週刊RO通信

「改革」も「革命」も誇大広告に過ぎる

No.1213

 官制「働き方の改革」が推進されている。働き方改革実現会議が、この3月28日に決定した実行計画は、「働く人の視点に立って」と主張するが、経営側の「働かせ方」が軸であって、働く人の「働き方」とは異なる。

 年間720時間を上限とする残業時間の許容を残業規制というのは論理矛盾でしかない。単純計算すれば週12.2時間だから、5日労働では1日当たり2時間超。1日8時間・週40時間ではなく10時間労働である。
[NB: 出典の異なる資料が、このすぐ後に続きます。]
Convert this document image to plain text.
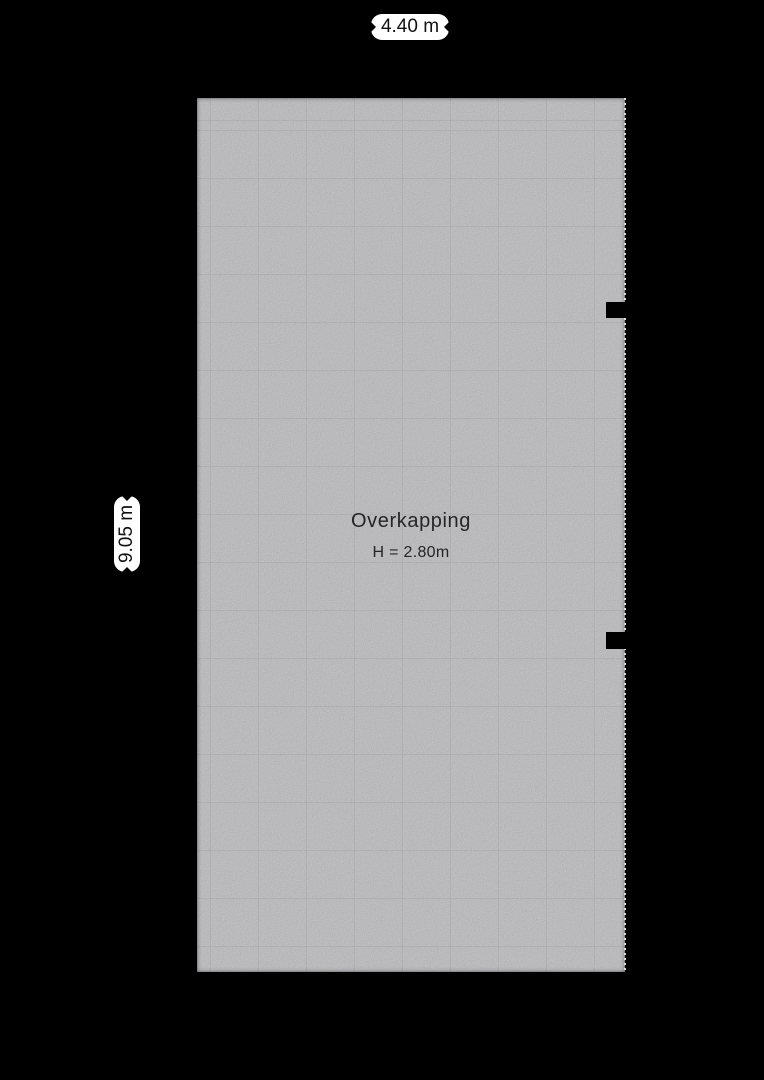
Overkapping
H = 2.80m
4.40 m
9.05 m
 政財界主導でワーク・ライフ・バランスが始められた。ワークがライフを侵害するのだから、残業時間を減らして1日8時間労働に近づける努力をするのがスジだが、ワークを前提にライフの工夫をせよという文脈である。

 第一に、なぜ長時間労働になるのかを研究・検討するのが筋道である。時間ではなく成果で賃金を考えるというが、成果を出すために時間を費やしているのである。成果の出し方を研究しなければ問題解決につながらない。

 生産性向上には、経営の組織運営の改善と働く人の作業能率向上の2面がある。経営側は盛んに「雇用される能力employee-ability」を主張した。それをいうなら、経営者の「雇用する能力employ-ability」も問われている。

 1つの視点である。なぜ長時間労働から抜け出せないか? 経営者が長時間労働の理由を十分に掌握できていない。当然ながら解決策を持ち合わせない。仕事を丸投げするだけの人を経営者というだろうか?

 仕事なんてものは、その仕事ができる人にやってもらうものだ。長時間労働とは、その仕事が然るべくできない人に無理をお願いしているという理屈になる。それゆえ、成果で賃金を払っても時間短縮できるものではない。

 9月後半に開催される臨時会に提出するらしい労働基準法改正法案は、本気で長時間労働を減らそうという目的がない。その結果、法律で不埒な経営施策を追認するという批判に耐えられない。法律の価値が貶められる。

 続いて「人づくり革命」だという。いわく、教育無償化を含む教育機会の確保、社会人のリカレント、人材採用の多元化・高齢者活用、人的投資を核とした生産性向上、全世代型の社会保障への改革云々。

 これらは、常々指摘されてきたことで、改めて「人づくり」というほどの新鮮味がない。ましてや革命(revolution)などと修飾するのは、誇大広告、いや、誇大妄想というべきである。

 政府要人の議会答弁や記者会見がろくでもない。質問にきちんと答えられない。本人は、嘘をつかず、はぐらかさず、誠心誠意だという。ならば日本語がわからないのである。ために、革命など引っ張り出す始末だ。

 そもそも「人づくり」と大上段に構えるならば、まず、いかなる人間像を考えているのか明確に語らねばならない。たとえば、長時間労働にも愚痴らず不満をいわず、生産性向上一筋、艱難辛苦に耐える人なんだろうか。

 そのような人づくりは働く機械づくりだという批判に耐えられるか? はたまた「撃ちてし止まん」の産業戦士なんであろう。首相は森友幼稚園みたいな教育が好きらしいから、これ、ウガチではあるまい。

 人をつくる。人は、育とうとするし、支援して育てねばならない。個人が育つから組織が育つ、社会が育つ。人は仕事を通しておおいに成長するが、それは人の個性が主体的・自発的・自主的に発揮されるからである。

 労働にはさまざまな束縛がある。それを克服できなければ、仕事は苦役でしかない。つまり仕事において、自分の天分(genius)を自分らしく発揮するとき人は自由を感得し、ポジティブな生き方を歩むことができる。

 人間の行動(B)は、主体(P)と状況(S)の関数である。B=f(P,S)において、PがSに単に対応するのではなく、PがSに働きかける、状況を変えようとするとき、人は活動的であるし、組織もまた活気が出る。

 黒い企業が多い。これ、人が無理難題や社会的悪に抑圧されていることを示している。しかも、それをみんなで正していこうという気風が弱い。かくして、働く人は被害者のはずだが結果的には黒い企業を育ててしまう。

 個人が集まって組織を作り、社会を作っている。人づくりをいうならば、なによりも人間本位=人間の尊厳(human rights)に立たねばならない。企業も経済も技術も、はじめに人ありき、そして人のためにこそある。